You know that with Rosetta 2, the performance of the M1 chip, despite the simulation, which anyone with a little bit of IT knowledge knows has a huge impact on performance, is better than the Core i7 performance of the previous generation Macs right?
I also don’t say M1 is bad or anything; I’m just saying that in the long run it couldn’t be otherwise that the M1 is a success. People who own things from Apple should continue to use Apple items because they just can’t switch.
In the case of Windows, MS doesn’t even dispose of the 32-bit version properly, because there are still a lot of applications not running on a 64-bit OS for whatever reason.
This is also the main reason I don’t use an Apple computer: lack of hardware options, not being able to choose another manufacturer of my computer if Apple does something with hardware I don’t like. If it could be official, I’d rather run macOS than Windows.
Not that Windows works so badly for me, but I just think macOS is a lot more beautiful. (It’s better organized in some areas, and it’s Unix, which I feel more at home on the command line than I feel on Windows.)

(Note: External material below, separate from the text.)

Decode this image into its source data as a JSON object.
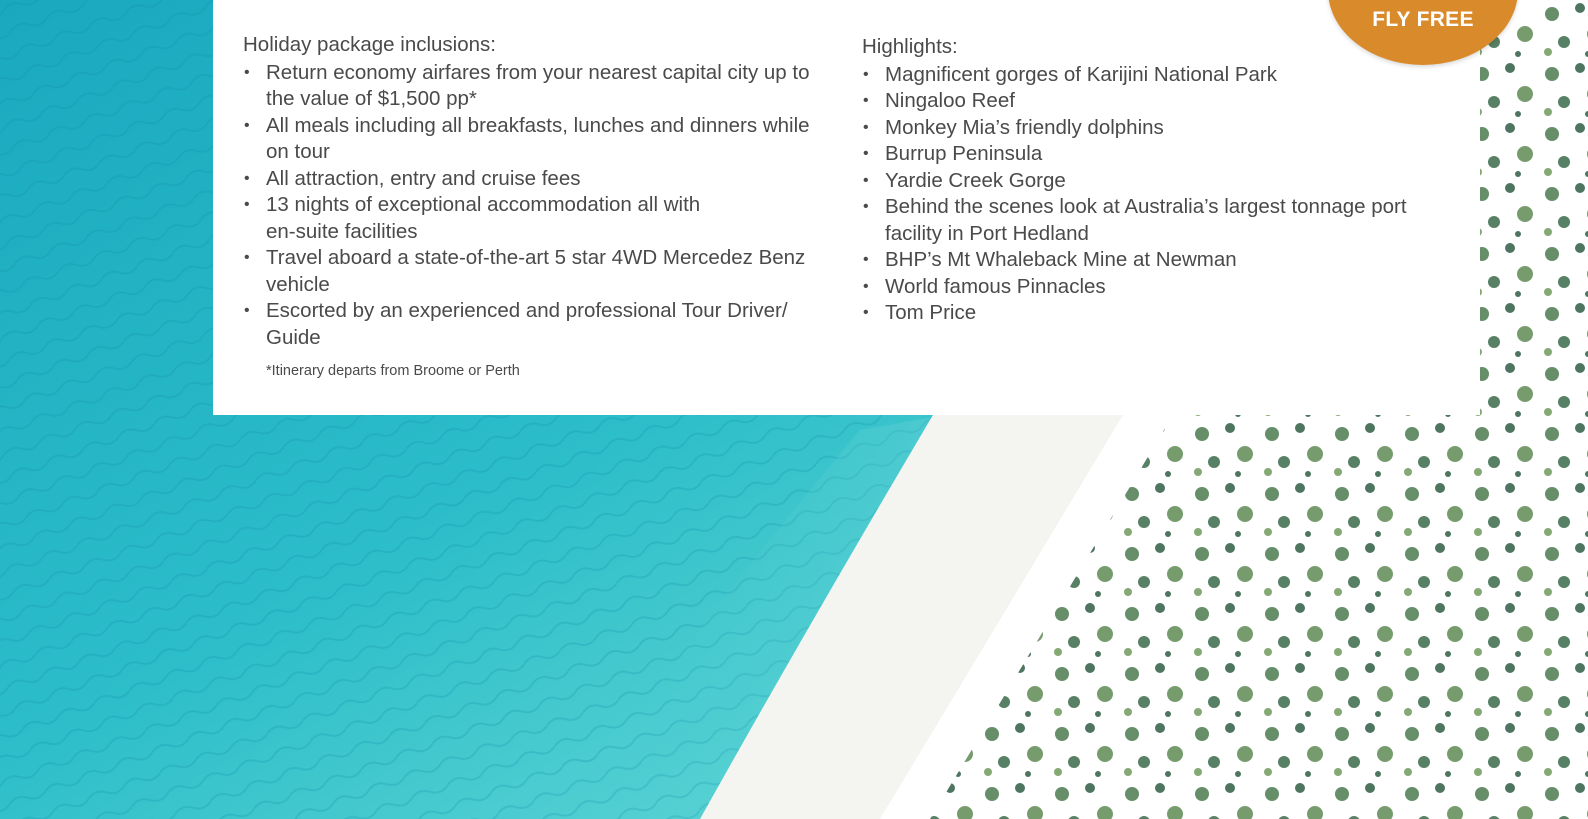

So the question now is mainly about whether there will be alternative chipsets that can provide equivalent performance to non-Apple devices. For windows, it is also true that a lot of programs are written in high-level languages and that moving to ARM if you really want to, is really not an impossible task.
I don’t know if Microsoft has an emulation layer from x64-64 to ARM as Apple has a layer the other way around.